園子と世良ちゃんの言葉に、まぁ、確かに…なんて思っちゃうのは仕方が無いと思う。確かにあの二人が普段どんなデートをしているかは私だって気になるし、今日の二人はいつもとどこか様子が違うというか…なんかちょっとおめかししてるように見えるし。手を繋いで楽しそうに笑ってるところなんて、ほんとに素敵な恋人同士そのものっていうか…。

「あっ移動するみたい!ほら、蘭も行くわよ!」

駆け出す園子と世良ちゃんの背中を見つめて溜息をひとつ。ごめんなさい、ミナさん、安室さん…。そんなことを考えて手を合わせてから、私は園子達を追いかけた。

今日の私達は学校帰り。そんな道中、楽しそうに二人で歩く安室さんとミナさんを見つけてしまった私達であった。
私達だって花の女子高生。恋バナには、目がないのである。


***


ミナさんとの出会いは少し前に遡る。
ある日、近くのスーパーで安売りをしているからとコナン君と一緒に買い出しに出た時のことだ。探偵事務所の階段を降りたところで、ポアロの前にいた安室さん、ミナさんと鉢合わせた。
安室さんが女性を連れてるなんてあまり見ない光景だったから咄嗟に彼女さんかと思ってしまったんだけど、その時の安室さんの返答は彼のクライアント、ということだった。米花町に来るのが初めてで安室さんが案内をしているって話していたけど、私にはどうしてもただの探偵とそのクライアントとは思えなかった。既にコナン君はミナさんと知り合いだったみたいで、少し親しげに話をしていたっけ。
私から見たミナさんの第一印象は、優しげで穏やかな人。でもどこか何となく不安定というか…少し寂しそうな目をする人だな、と思ったのを覚えている。だからだろうか。つい連絡先を交換して、困ったことがあったらいつでも頼ってくださいなんて言ってしまったのは。
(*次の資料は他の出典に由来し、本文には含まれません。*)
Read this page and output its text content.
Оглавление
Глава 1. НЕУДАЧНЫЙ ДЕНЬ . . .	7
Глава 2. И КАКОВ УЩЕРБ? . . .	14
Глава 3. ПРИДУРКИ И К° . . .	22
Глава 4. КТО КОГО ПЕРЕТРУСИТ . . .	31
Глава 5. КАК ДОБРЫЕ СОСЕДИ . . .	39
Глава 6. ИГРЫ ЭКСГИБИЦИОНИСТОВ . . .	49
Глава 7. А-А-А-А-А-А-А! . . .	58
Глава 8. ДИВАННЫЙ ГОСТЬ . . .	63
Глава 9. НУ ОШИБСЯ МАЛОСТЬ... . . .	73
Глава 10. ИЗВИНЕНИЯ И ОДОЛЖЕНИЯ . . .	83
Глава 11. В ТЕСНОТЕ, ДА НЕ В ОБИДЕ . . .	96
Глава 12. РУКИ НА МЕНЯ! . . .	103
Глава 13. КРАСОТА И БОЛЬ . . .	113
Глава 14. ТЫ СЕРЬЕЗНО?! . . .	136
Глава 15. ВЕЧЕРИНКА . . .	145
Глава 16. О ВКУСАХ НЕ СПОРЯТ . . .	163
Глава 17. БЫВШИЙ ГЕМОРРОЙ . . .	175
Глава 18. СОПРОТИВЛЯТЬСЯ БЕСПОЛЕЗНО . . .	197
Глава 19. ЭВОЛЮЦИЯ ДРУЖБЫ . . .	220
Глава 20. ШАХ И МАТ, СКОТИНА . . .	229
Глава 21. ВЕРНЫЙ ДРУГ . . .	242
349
「なんだかちょっと、危なっかしい人って思ったんだよね」
「ミナさん?」
「そう。安室さんのクライアントだって紹介されたのが初対面だったんだけど」
「危なっかしいってどんな?いかにも悪いことしてそうです、みたいな?」
「そんなはずないってわかっていながら言ってるでしょ、園子」

きしし、と笑う園子をじろりと見つめる。
安室さんとミナさんは、大型ショッピングモールへとやってきていた。必然的に私達もその後を追ってここまで来たのだけど、いくら人が多いとは言ってもなかなか隠れる場所がないと尾行も難しい。ある程度の距離を保ちながら二人を尾けているが見失いそうになったり見つかりそうになったりなんだか上手くいかない。
探偵という職業柄尾行に慣れてる世良ちゃんが先導してくれているからなんとかなっているけど、これ園子と私だけだったらあっという間に見つかっちゃってただろうな。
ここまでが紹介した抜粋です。